今冬は暖かい日が多いですね。
気象庁によると、今秋(9月~11月)の日本の平均気温は1898年の統計開始以降で10番目に高い値でした。
さて、それが影響しているのでしょうか、芽ぶきの森を歩いていると、この時期例年になくツツジが咲いていることに気づきました。
今回は、定まった開花期以外に花が咲く現象「返り咲き」についてのお話しです。
<言葉の意味>
先ずは言葉の意味から…、
●返り咲き
『春の花が小春日和に誘われて、時節でもないのにまた咲くこと。

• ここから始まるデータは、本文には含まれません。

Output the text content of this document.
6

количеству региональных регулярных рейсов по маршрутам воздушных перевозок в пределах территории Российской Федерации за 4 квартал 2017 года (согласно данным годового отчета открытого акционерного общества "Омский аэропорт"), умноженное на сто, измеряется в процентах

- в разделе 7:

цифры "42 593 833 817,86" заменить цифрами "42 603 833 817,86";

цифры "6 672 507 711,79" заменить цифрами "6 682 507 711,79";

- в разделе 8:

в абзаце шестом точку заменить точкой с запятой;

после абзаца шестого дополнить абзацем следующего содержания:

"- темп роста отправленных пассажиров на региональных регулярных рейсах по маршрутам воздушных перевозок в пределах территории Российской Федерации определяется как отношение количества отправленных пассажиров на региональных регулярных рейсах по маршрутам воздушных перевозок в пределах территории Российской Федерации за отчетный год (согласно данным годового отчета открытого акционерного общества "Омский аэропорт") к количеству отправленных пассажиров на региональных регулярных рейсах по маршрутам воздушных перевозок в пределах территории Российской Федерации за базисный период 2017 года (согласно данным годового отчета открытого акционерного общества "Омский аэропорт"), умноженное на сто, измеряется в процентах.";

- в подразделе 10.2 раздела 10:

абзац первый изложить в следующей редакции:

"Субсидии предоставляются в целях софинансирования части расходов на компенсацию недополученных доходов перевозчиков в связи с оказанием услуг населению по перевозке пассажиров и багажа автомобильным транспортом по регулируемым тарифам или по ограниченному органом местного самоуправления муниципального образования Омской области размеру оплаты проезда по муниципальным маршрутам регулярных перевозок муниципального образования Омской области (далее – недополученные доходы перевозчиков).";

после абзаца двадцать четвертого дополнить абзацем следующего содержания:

狂い咲き。二度咲き。《季 冬》』 出典:デジタル大辞泉
『草木の花がその時季でないのに咲くこと。多くは春咲く花が、初冬の頃小春日和が続いた時などに再び 咲くことをいう。二度咲き。狂い咲き。帰り花。《季・冬》』 出典:精選版 日本国語大辞典
とあります。
更に、
●帰り花
『11月頃の小春日和に、桜、梅、梨、躑躅などの草木が本来の季節とは異なって咲かせた花のこと。ひとがわすれた頃に咲くので「忘れ花」といった言い方もされる。「返り花」とも書き、「二度咲」「狂い咲」ともいう。』 出典: フリー百科事典『ウィキペディア(Wikipedia)
これだと分かりやすいですね。
冬の季語としての紹介もありますが、こちらは和歌や連歌にはなく、俳諧に到って盛んに使われてきたそうで異なる季節に花が咲く現象は昔からよくあることであったことが窺えます。

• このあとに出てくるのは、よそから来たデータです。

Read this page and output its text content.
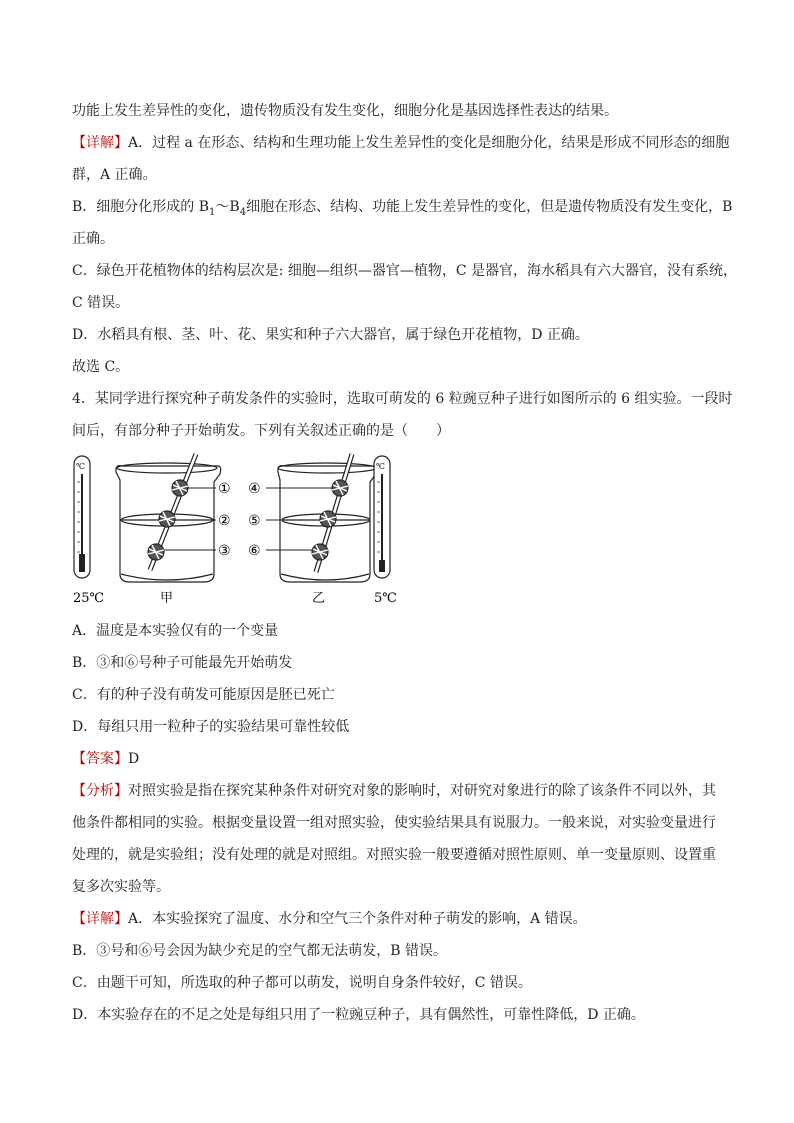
功能上发生差异性的变化，遗传物质没有发生变化，细胞分化是基因选择性表达的结果。

【详解】A．过程 a 在形态、结构和生理功能上发生差异性的变化是细胞分化，结果是形成不同形态的细胞

群，A 正确。

B．细胞分化形成的 $B_1\sim B_4$细胞在形态、结构、功能上发生差异性的变化，但是遗传物质没有发生变化，B

正确。

C．绿色开花植物体的结构层次是: 细胞—组织—器官—植物，C 是器官，海水稻具有六大器官，没有系统，

C 错误。

D．水稻具有根、茎、叶、花、果实和种子六大器官，属于绿色开花植物，D 正确。

故选 C。

4．某同学进行探究种子萌发条件的实验时，选取可萌发的 6 粒豌豆种子进行如图所示的 6 组实验。一段时

间后，有部分种子开始萌发。下列有关叙述正确的是（　　）

℃
25℃
①
②
③
甲
④
⑤
⑥
乙
℃
5℃

A．温度是本实验仅有的一个变量

B．③和⑥号种子可能最先开始萌发

C．有的种子没有萌发可能原因是胚已死亡

D．每组只用一粒种子的实验结果可靠性较低

【答案】D

【分析】对照实验是指在探究某种条件对研究对象的影响时，对研究对象进行的除了该条件不同以外，其

他条件都相同的实验。根据变量设置一组对照实验，使实验结果具有说服力。一般来说，对实验变量进行

处理的，就是实验组；没有处理的就是对照组。对照实验一般要遵循对照性原则、单一变量原则、设置重

复多次实验等。

【详解】A．本实验探究了温度、水分和空气三个条件对种子萌发的影响，A 错误。

B．③号和⑥号会因为缺少充足的空气都无法萌发，B 错误。

C．由题干可知，所选取的种子都可以萌发，说明自身条件较好，C 错误。

D．本实验存在的不足之处是每组只用了一粒豌豆种子，具有偶然性，可靠性降低，D 正确。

その他に、「不時開花」という言葉もありますが、これは開花以外の落葉、鳥の渡り、虫の鳴き始めといった「生物季節現象」が本来の季節と異なる時期に起きる「不時現象」のうちの一つとしての表現です。
<園内で見かけた「返り咲き」>
開花が長引いている場合もあるかもしれず、返り咲きか否かの判断は少々難しいかもしれません。
秋から初冬にかけて園内で撮り溜めた花々を紹介していきます。
1.カキツバタ(撮影:11月中旬 / 12月中旬) ・開花時期は5~6月なので「返り咲き」と判断
2.キリシマツツジ(撮影:11月中旬 ) ・開花時期は4~5月なので「返り咲き」と判断
3.ノカンゾウ(撮影:11月中旬 ) ・開花時期は6~8月なので「返り咲き」と判断
4.ヒュウガミズキ(撮影:11月中旬 ) ・開花時期は3~4月なので「返り咲き」と判断(奥には黄色い服来たお客様)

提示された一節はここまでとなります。